Short answers, pulled from the story.
Radio astronomers Barry Balick and Robert L. Brown identified Sagittarius A in 1974 using the National Radio Astronomy Observatory's baseline interferometer. They published their findings on February 13 and 15 that year, marking the first clear detection of what we now call Sagittarius A. The object sat near the border of the constellations Sagittarius and Scorpius.
Researchers determined the mass of Sagittarius A* to be approximately four million solar masses confined within a radius no larger than 17 light-hours by examining the Keplerian orbit of star S2. Later observations of star S14 showed the mass was about 4.1 million solar masses within a volume with a radius no greater than 6.25 light-hours.
The Event Horizon Telescope Collaboration released the first image of Sagittarius A* on the 12th of May 2022 based on radio interferometer data collected in 2017. This marked only the second confirmed image of any black hole following Messier 87's supermassive black hole in 2019. Eight radio observatories across six geographical sites contributed to the dataset.
Astronomers recorded star S2 traveling at 30% of the speed of light during its pericenter approach to Sagittarius A* in July 2018. The closest point occurred in May 2018 at roughly 1,400 Schwarzschild radii from the black hole.
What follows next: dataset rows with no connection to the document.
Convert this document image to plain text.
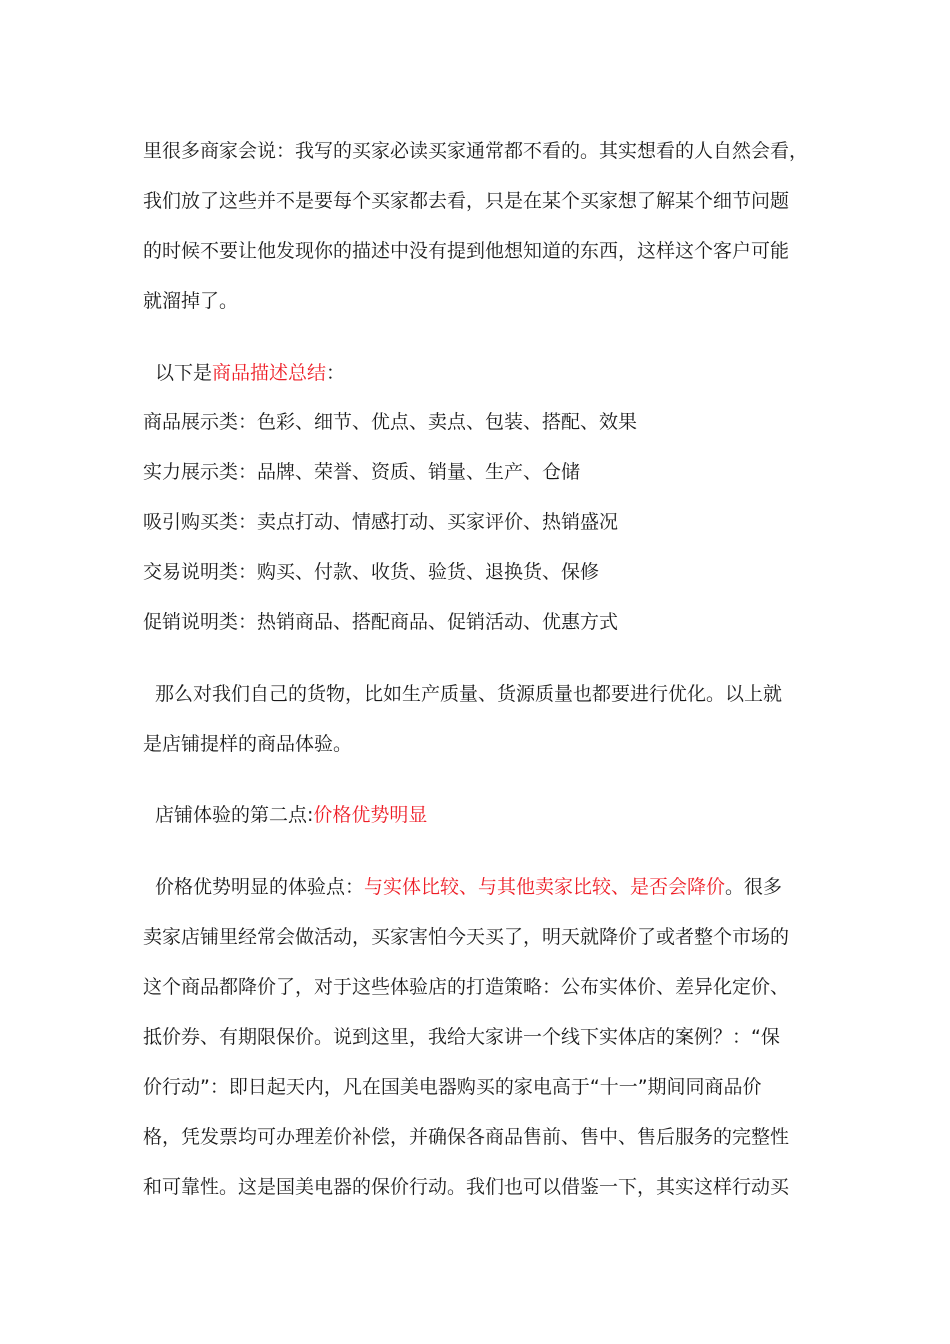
里很多商家会说：我写的买家必读买家通常都不看的。其实想看的人自然会看，
我们放了这些并不是要每个买家都去看，只是在某个买家想了解某个细节问题
的时候不要让他发现你的描述中没有提到他想知道的东西，这样这个客户可能
就溜掉了。
以下是商品描述总结：
商品展示类：色彩、细节、优点、卖点、包装、搭配、效果
实力展示类：品牌、荣誉、资质、销量、生产、仓储
吸引购买类：卖点打动、情感打动、买家评价、热销盛况
交易说明类：购买、付款、收货、验货、退换货、保修
促销说明类：热销商品、搭配商品、促销活动、优惠方式
那么对我们自己的货物，比如生产质量、货源质量也都要进行优化。以上就
是店铺提样的商品体验。
店铺体验的第二点:价格优势明显
价格优势明显的体验点：与实体比较、与其他卖家比较、是否会降价。很多
卖家店铺里经常会做活动，买家害怕今天买了，明天就降价了或者整个市场的
这个商品都降价了，对于这些体验店的打造策略：公布实体价、差异化定价、
抵价券、有期限保价。说到这里，我给大家讲一个线下实体店的案例？：“保
价行动”：即日起天内，凡在国美电器购买的家电高于“十一”期间同商品价
格，凭发票均可办理差价补偿，并确保各商品售前、售中、售后服务的完整性
和可靠性。这是国美电器的保价行动。我们也可以借鉴一下，其实这样行动买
Observations confirmed gravitational redshift alongside velocity redshift within 10 percent measurement precision.
Nothing dramatic happened during or after the closest approach of the gas cloud G2 to Sagittarius A*, described by Daryl Haggard as a lack of fireworks and a flop. Observations published March 19 and 20 2014 concluded G2 remained intact despite predictions for simple gas clouds. Andrea Ghez's team later suggested G2 might actually be binary stars merged into an enormous star.